The sharp rally in banking stocks has been attributed to a number of reasons. One of them is that the March quarter results show that most banks have been able to protect their net interest margins.
Another reason is that, with inflation coming down and the rupee at near-nine-year highs, we’re near the top of the interest-rate cycle.

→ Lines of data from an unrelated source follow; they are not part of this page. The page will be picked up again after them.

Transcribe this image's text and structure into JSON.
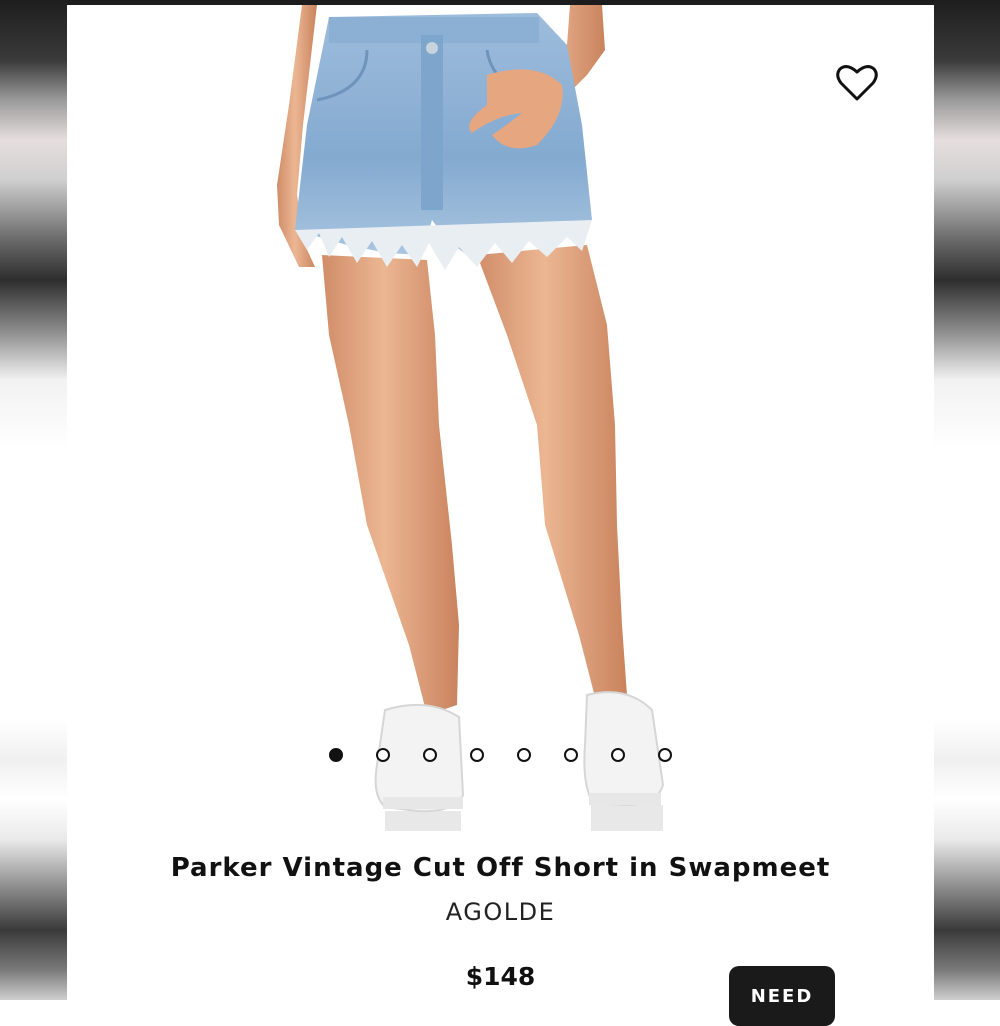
{
  "product": {
    "title": "Parker Vintage Cut Off Short in Swapmeet",
    "brand": "AGOLDE",
    "price": "$148"
  },
  "gallery": {
    "image_count": 8,
    "active_index": 0
  },
  "actions": {
    "help_label": "NEED"
  },
  "icons": {
    "wishlist": "heart-icon"
  },
  "colors": {
    "accent": "#111111",
    "button_bg": "#1a1a1a",
    "denim": "#8fb3d6",
    "skin": "#e1a47e"
  }
}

And finally, there is stock-specific news flow. The rise in the State Bank of India scrip, for instance, is at least partly due to a new law that will allow the bank to dilute its stake in subsidiaries, unlocking value. The ICICI Bank Ltd scrip, which had been beaten down after it announced a huge equity dilution, has now recovered all its lost ground. The reason: Media reports that ICICI Holdings—the holding company for ICICI’s insurance and asset management businesses—would be raising around $500 million (Rs2,050 crore) through private placement of a 5% stake. If true, that values ICICI Holdings at $10 billion, well above the valuations estimated by analysts. As a result, the ICICI Bank stock has been re-rated.
Is the surge in bank stocks sustainable? That’s where a comparison of the valuation of Indian banks with those of banks in the region could be useful. According to data from Macquarie Research, the weighted average of price to book value on FY08 estimated earnings for a sample of 12 Indian banks and one financial institution is 1.8, with earnings growth forecast at a high 34.7% for FY08. True, the sample includes some very expensive banks such as Kotak Mahindra Ltd and HDFC Bank Ltd, but many of the public sector banks have low valuations when compared with banks in Asia. Indian banks have a weighted price to book average well below that for Asian banks as a whole, which, says Macquarie, is 2.2 times FY08 earnings. Yet, average EPS growth for Asian banks is estimated at 24.9%, much below the Indian banks. Average return on equity for Asian banks too is on average lower than for Indian banks. Banks in China, Indonesia, Malaysia, Singapore and the Philippines all have average price-to-book ratios higher than those for Indian banks. With banks being plays on the economy, the 8%-plus GDP growth outlook for India should translate into higher bank valuations.
Dr Reddy’s Labs
The Dr Reddy’s Laboratories Ltd stock has drifted steadily downwards, because the market regards the positive news from the company as temporary, while it factored in the negative news, such as increasing pricing pressure in Germany, which would impact Betapharm, acquired in an expensive deal last year. Most analysts had pencilled in a sharp decline in earnings in FY08, as the impact of the one-off positives, such as the 180-day exclusivity in the US for Ondansetron, the generic version of anti-nausea drug Zofran, wore off. More recently, there was disappointment as a US court upheld the Aciphex patent, in which Teva and Dr Reddy’s were the first to file. Seen in that light, the March quarter results are encouraging. The growth rates for the API business as well as for contract manufacturing have been higher than expected.
Analysts say the good news on Betapaharm is that Dr Reddy’s should be able to transfer the manufacturing of about 10 products to India by the end of the current fiscal, thus being able to offset some of the pricing pressure in the German market. Add that to good volume growth and it could result in some light at the end of the tunnel that the Dr Reddy’s stock has got into.